You use a counter type of algorithm to convert to a string. I got this technique from programming Commodore 64 computers. It is also good for game programming.

• You take the integer and take each digit that is weighted by powers of 10. So assume the integer is 950.

  • If the integer equals or is greater than 100,000 then subtract 100,000 and increase the counter in the string at ["000000"];
    keep doing it until no more numbers in position 100,000. Drop another power of ten.

  • If the integer equals or is greater than 10,000 then subtract 10,000 and increase the counter in the string at ["000000"] + 1 position;
    keep doing it until no more numbers in position 10,000.

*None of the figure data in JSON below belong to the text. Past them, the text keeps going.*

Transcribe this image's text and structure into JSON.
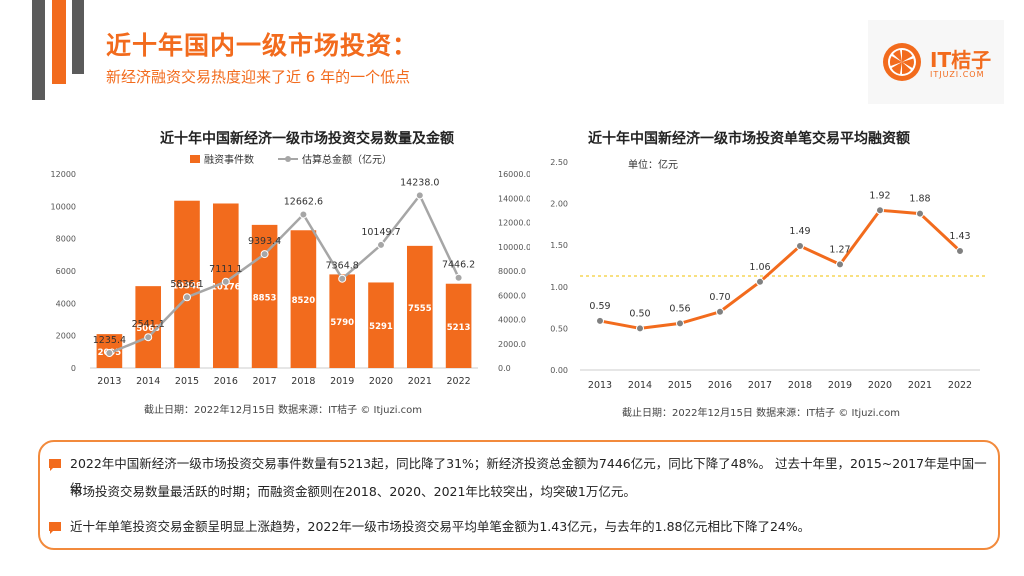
{
  "header": {
    "title": "近十年国内一级市场投资：",
    "subtitle": "新经济融资交易热度迎来了近 6 年的一个低点"
  },
  "logo": {
    "name": "IT桔子",
    "url": "ITJUZI.COM"
  },
  "colors": {
    "accent": "#f26b1d",
    "line_grey": "#a6a6a6",
    "dashed": "#f2c200"
  },
  "left_chart": {
    "title": "近十年中国新经济一级市场投资交易数量及金额",
    "footnote": "截止日期：2022年12月15日 数据来源：IT桔子 © Itjuzi.com"
  },
  "right_chart": {
    "title": "近十年中国新经济一级市场投资单笔交易平均融资额",
    "unit": "单位：亿元",
    "footnote": "截止日期：2022年12月15日 数据来源：IT桔子 © Itjuzi.com"
  },
  "chart_data": [
    {
      "type": "bar",
      "title": "近十年中国新经济一级市场投资交易数量及金额",
      "categories": [
        "2013",
        "2014",
        "2015",
        "2016",
        "2017",
        "2018",
        "2019",
        "2020",
        "2021",
        "2022"
      ],
      "series": [
        {
          "name": "融资事件数",
          "type": "bar",
          "axis": "left",
          "values": [
            2095,
            5063,
            10348,
            10176,
            8853,
            8520,
            5790,
            5291,
            7555,
            5213
          ],
          "labels": [
            "2095",
            "5063",
            "10348",
            "10176",
            "8853",
            "8520",
            "5790",
            "5291",
            "7555",
            "5213"
          ]
        },
        {
          "name": "估算总金额（亿元）",
          "type": "line",
          "axis": "right",
          "values": [
            1235.4,
            2541.1,
            5836.1,
            7111.1,
            9393.4,
            12662.6,
            7364.8,
            10149.7,
            14238.0,
            7446.2
          ],
          "labels": [
            "1235.4",
            "2541.1",
            "5836.1",
            "7111.1",
            "9393.4",
            "12662.6",
            "7364.8",
            "10149.7",
            "14238.0",
            "7446.2"
          ]
        }
      ],
      "ylim_left": [
        0,
        12000
      ],
      "yticks_left": [
        "0",
        "2000",
        "4000",
        "6000",
        "8000",
        "10000",
        "12000"
      ],
      "ylim_right": [
        0,
        16000
      ],
      "yticks_right": [
        "0.0",
        "2000.0",
        "4000.0",
        "6000.0",
        "8000.0",
        "10000.0",
        "12000.0",
        "14000.0",
        "16000.0"
      ],
      "legend": "top-center"
    },
    {
      "type": "line",
      "title": "近十年中国新经济一级市场投资单笔交易平均融资额",
      "categories": [
        "2013",
        "2014",
        "2015",
        "2016",
        "2017",
        "2018",
        "2019",
        "2020",
        "2021",
        "2022"
      ],
      "series": [
        {
          "values": [
            0.59,
            0.5,
            0.56,
            0.7,
            1.06,
            1.49,
            1.27,
            1.92,
            1.88,
            1.43
          ],
          "labels": [
            "0.59",
            "0.50",
            "0.56",
            "0.70",
            "1.06",
            "1.49",
            "1.27",
            "1.92",
            "1.88",
            "1.43"
          ]
        }
      ],
      "ylim": [
        0,
        2.5
      ],
      "yticks": [
        "0.00",
        "0.50",
        "1.00",
        "1.50",
        "2.00",
        "2.50"
      ],
      "reference_line": 1.13
    }
  ],
  "summary": {
    "line1": "2022年中国新经济一级市场投资交易事件数量有5213起，同比降了31%；新经济投资总金额为7446亿元，同比下降了48%。 过去十年里，2015~2017年是中国一级",
    "line2": "市场投资交易数量最活跃的时期；而融资金额则在2018、2020、2021年比较突出，均突破1万亿元。",
    "line3": "近十年单笔投资交易金额呈明显上涨趋势，2022年一级市场投资交易平均单笔金额为1.43亿元，与去年的1.88亿元相比下降了24%。"
  }
}
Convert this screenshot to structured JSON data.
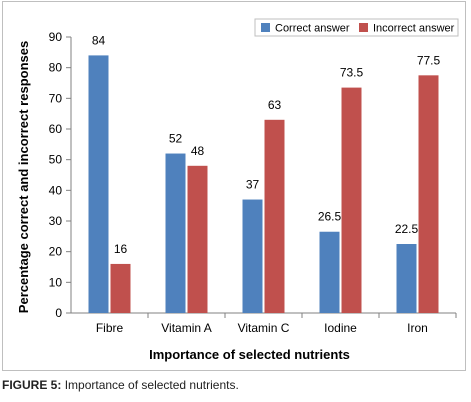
{
  "caption": {
    "label": "FIGURE 5:",
    "text": "Importance of selected nutrients."
  },
  "chart_data": {
    "type": "bar",
    "categories": [
      "Fibre",
      "Vitamin A",
      "Vitamin C",
      "Iodine",
      "Iron"
    ],
    "series": [
      {
        "name": "Correct answer",
        "color": "#4f81bd",
        "values": [
          84,
          52,
          37,
          26.5,
          22.5
        ]
      },
      {
        "name": "Incorrect answer",
        "color": "#c0504d",
        "values": [
          16,
          48,
          63,
          73.5,
          77.5
        ]
      }
    ],
    "xlabel": "Importance of selected nutrients",
    "ylabel": "Percentage correct and incorrect responses",
    "ylim": [
      0,
      90
    ],
    "yticks": [
      0,
      10,
      20,
      30,
      40,
      50,
      60,
      70,
      80,
      90
    ],
    "ytick_labels": [
      "0",
      "10",
      "20",
      "30",
      "40",
      "50",
      "60",
      "70",
      "80",
      "90"
    ],
    "data_labels": [
      [
        "84",
        "52",
        "37",
        "26.5",
        "22.5"
      ],
      [
        "16",
        "48",
        "63",
        "73.5",
        "77.5"
      ]
    ],
    "legend_position": "top-right",
    "grid": false
  }
}
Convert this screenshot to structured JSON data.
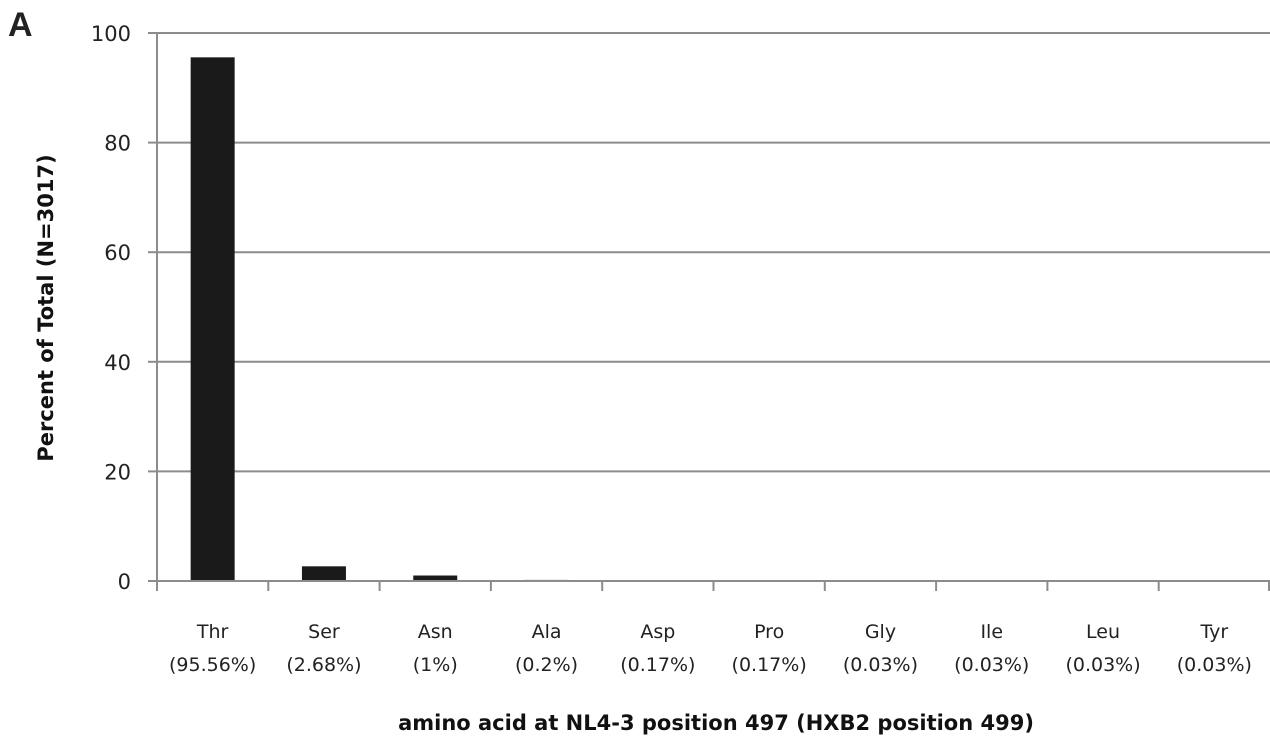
{
  "panel_label": "A",
  "chart_data": {
    "type": "bar",
    "categories": [
      "Thr",
      "Ser",
      "Asn",
      "Ala",
      "Asp",
      "Pro",
      "Gly",
      "Ile",
      "Leu",
      "Tyr"
    ],
    "category_percent_labels": [
      "(95.56%)",
      "(2.68%)",
      "(1%)",
      "(0.2%)",
      "(0.17%)",
      "(0.17%)",
      "(0.03%)",
      "(0.03%)",
      "(0.03%)",
      "(0.03%)"
    ],
    "values": [
      95.56,
      2.68,
      1,
      0.2,
      0.17,
      0.17,
      0.03,
      0.03,
      0.03,
      0.03
    ],
    "xlabel": "amino acid at NL4-3 position 497 (HXB2 position 499)",
    "ylabel": "Percent of Total (N=3017)",
    "ylim": [
      0,
      100
    ],
    "yticks": [
      0,
      20,
      40,
      60,
      80,
      100
    ],
    "grid": true,
    "bar_color": "#1a1a1a",
    "grid_color": "#8c8c8c"
  }
}
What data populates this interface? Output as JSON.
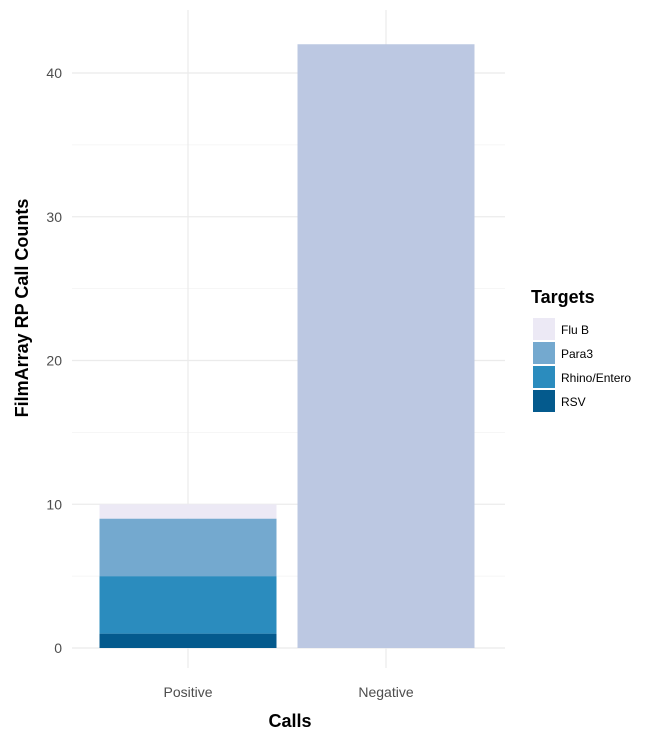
{
  "chart_data": {
    "type": "bar",
    "stacked": true,
    "xlabel": "Calls",
    "ylabel": "FilmArray RP Call Counts",
    "categories": [
      "Positive",
      "Negative"
    ],
    "ylim": [
      0,
      42
    ],
    "yticks": [
      0,
      10,
      20,
      30,
      40
    ],
    "grid": true,
    "legend": {
      "title": "Targets",
      "placement": "right",
      "entries": [
        {
          "label": "Flu B",
          "color": "#ece9f5"
        },
        {
          "label": "Para3",
          "color": "#74a9cf"
        },
        {
          "label": "Rhino/Entero",
          "color": "#2b8cbe"
        },
        {
          "label": "RSV",
          "color": "#045a8d"
        }
      ]
    },
    "stack_order_bottom_to_top": [
      "RSV",
      "Rhino/Entero",
      "Para3",
      "Flu B"
    ],
    "series": [
      {
        "name": "RSV",
        "color": "#045a8d",
        "values": [
          1,
          0
        ]
      },
      {
        "name": "Rhino/Entero",
        "color": "#2b8cbe",
        "values": [
          4,
          0
        ]
      },
      {
        "name": "Para3",
        "color": "#74a9cf",
        "values": [
          4,
          0
        ]
      },
      {
        "name": "Flu B",
        "color": "#ece9f5",
        "values": [
          1,
          0
        ]
      }
    ],
    "negative_bar": {
      "value": 42,
      "color": "#bcc8e2"
    }
  }
}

• Drop another power of ten

• Repeat the pattern

I know 950 is too small to use as an example, but I hope you get the idea.

Answer 16

string number_to_string(int x) {

    if (!x)
        return "0";

    string s, s2;
    while(x) {
        s.push_back(x%10 + '0');
        x /= 10;
    }
    reverse(s.begin(), s.end());
    return s;
}

Answer 17

I use:

int myint = 0;
long double myLD = 0.0;

string myint_str = static_cast<ostringstream*>(&(ostringstream() << myint))->str();
string myLD_str = static_cast<ostringstream*>(&(ostringstream() << myLD))->str();

It works on my Windows and Linux g++ compilers.

Answer 18

It would be easier using stringstreams:

#include <sstream>

int x = 42;          // The integer
string str;          // The string
ostringstream temp;  // 'temp' as in temporary
temp << x;
str = temp.str();    // str is 'temp' as string

Or make a function:

#include <sstream>

string IntToString(int a)
{
    ostringstream temp;
    temp << a;
    return temp.str();
}

Answer 19

namespace std
{
    inline string to_string(int _Val)
    {   // Convert long long to string
        char _Buf[2 * _MAX_INT_DIG];
        snprintf(_Buf, "%d", _Val);
        return (string(_Buf));
    }
}

You can now use to_string(5).

Answer 20

I usually use the following method:

#include <sstream>

template <typename T>
  std::string NumberToString ( T Number )
  {
     std::ostringstream ss;
     ss << Number;
     return ss.str();
  }

It is described in details here.

Answer 21

C++11 introduces std::stoi (and variants for each numeric type) and std::to_string, the counterparts of the C atoi and itoa but expressed in term of std::string.

#include <string> 

std::string s = std::to_string(42);

is therefore the shortest way I can think of. You can even omit naming the type, using the auto keyword:

auto s = std::to_string(42);

Note: see [string.conversions] (21.5 in n3242)

Answer 22

It's rather easy to add some syntactical sugar that allows one to compose strings on the fly in a stream-like way

#include <string>
#include <sstream>

struct strmake {
    std::stringstream s;
    template <typename T> strmake& operator << (const T& x) {
        s << x; return *this;
    }   
    operator std::string() {return s.str();}
};

Now you may append whatever you want (provided that an operator << (std::ostream& ..) is defined for it) to strmake() and use it in place of an std::string.

Example:

#include <iostream>

int main() {
    std::string x =
      strmake() << "Current time is " << 5+5 << ":" << 5*5 << " GST";
    std::cout << x << std::endl;
}

Answer 23

Use:

#define convertToString(x) #x

int main()
{
    convertToString(42); // Returns const char* equivalent of 42
}

Answer 24

First include:

#include <string>
#include <sstream>

Second add the method:

template <typename T>
string NumberToString(T pNumber)
{
 ostringstream oOStrStream;
 oOStrStream << pNumber;
 return oOStrStream.str();
}

Use the method like this:

NumberToString(69);

or

int x = 69;
string vStr = NumberToString(x) + " Hello word!."

Answer 25

sprintf() is pretty good for format conversion. You can then assign the resulting C string to the C++ string as you did in 1.